Ficou numa cela com dez presos, onde só cabiam seis pessoas por quase quatro horas. Estava com o jornalista Pedro Ribeiro Nogueira, também detido na manifestação, e outros oito 'presos comuns'.

"Reclamava que estava com muita fome, mas ninguém ligava. Fui chamado de inimigo número 1 do Estado".

De lá, ele e Pedro foram de novo levados ao camburão, sem saber qual seria o destino. "Quando perguntei, falaram que íamos 'para Rondônia, de férias'. Estávamos em quatro dentro do camburão e um policial falava: 'vocês vão se ferrar! Nunca mais vão fazer uma manifestação'. Tinha medo, muito medo. Não tinha controle algum da minha vida".

Júlio disse que só comeu por volta das 21h da quarta. Em Tremembé, disse que foi bem tratado. "Talvez porque lá tenha gente famosa", ironiza. Passou duas noites. Soube da mãe graças à ajuda de um funcionário.

Foi solto na noite de sexta-feira (14) após um habeas corpus, mas ainda vai responder a inquérito. "Agora, minha prioridade é provar minha inocência. Provar que não havia razão para eu ser preso".

Não era a primeira vez que Júlio participava das manifestações, embora diga não ter ligações com o Movimento Passe Livre, organizador dos protestos, ou com partidos políticos. "Sou do movimento estudantil", afirma ele, aluno de ciências sociais da Unesp de Araraquara.

Júlio não vai participar das próximas manifestações, já que está em liberdade condicional e com restrições de horário.

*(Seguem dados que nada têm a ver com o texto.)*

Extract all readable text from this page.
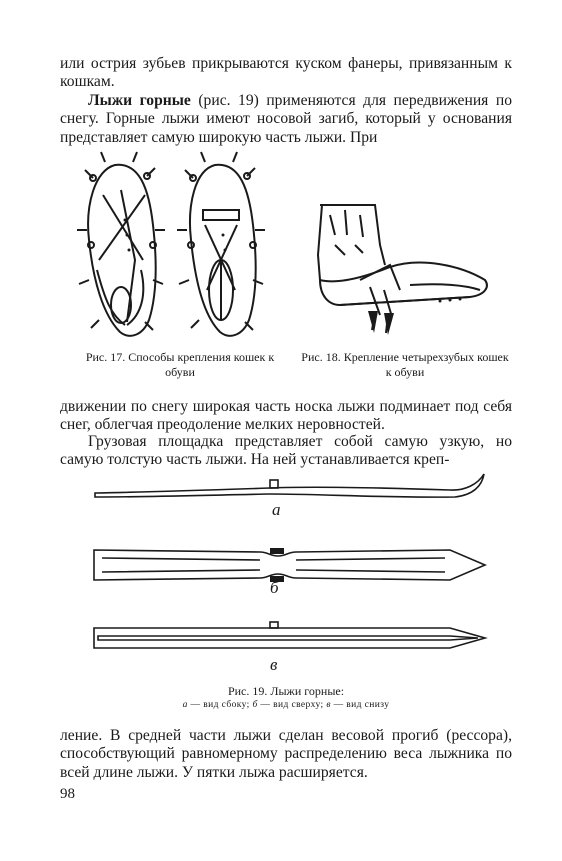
или острия зубьев прикрываются куском фанеры, привязанным к кошкам.

Лыжи горные (рис. 19) применяются для передвижения по снегу. Горные лыжи имеют носовой загиб, который у основания представляет самую широкую часть лыжи. При

Рис. 17. Способы крепления кошек к обуви
Рис. 18. Крепление четырехзубых кошек к обуви

движении по снегу широкая часть носка лыжи подминает под себя снег, облегчая преодоление мелких неровностей.

Грузовая площадка представляет собой самую узкую, но самую толстую часть лыжи. На ней устанавливается креп-

а
б
в
Рис. 19. Лыжи горные:
а — вид сбоку; б — вид сверху; в — вид снизу

ление. В средней части лыжи сделан весовой прогиб (рессора), способствующий равномерному распределению веса лыжника по всей длине лыжи. У пятки лыжа расширяется.

98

"Mas não me arrependo nem um pouco. É uma luta extremamente legítima".

OUTRO LADO

A assessoria de imprensa da Segurança Pública informou que o delegado Kleber Antonio Torquato Altale, da Delegacia Seccional Centro, está a disposição para ouvir o estudante. Segundo a secretaria, um procedimento poderá ser aberto para investigar as denúncias feitas pelo estudante.

Disse ainda que o boletim de ocorrência registrado no dia 11 de junho aponta que Júlio e outras dez pessoas foram acusadas de destruírem e incendiar uma guarita da PM.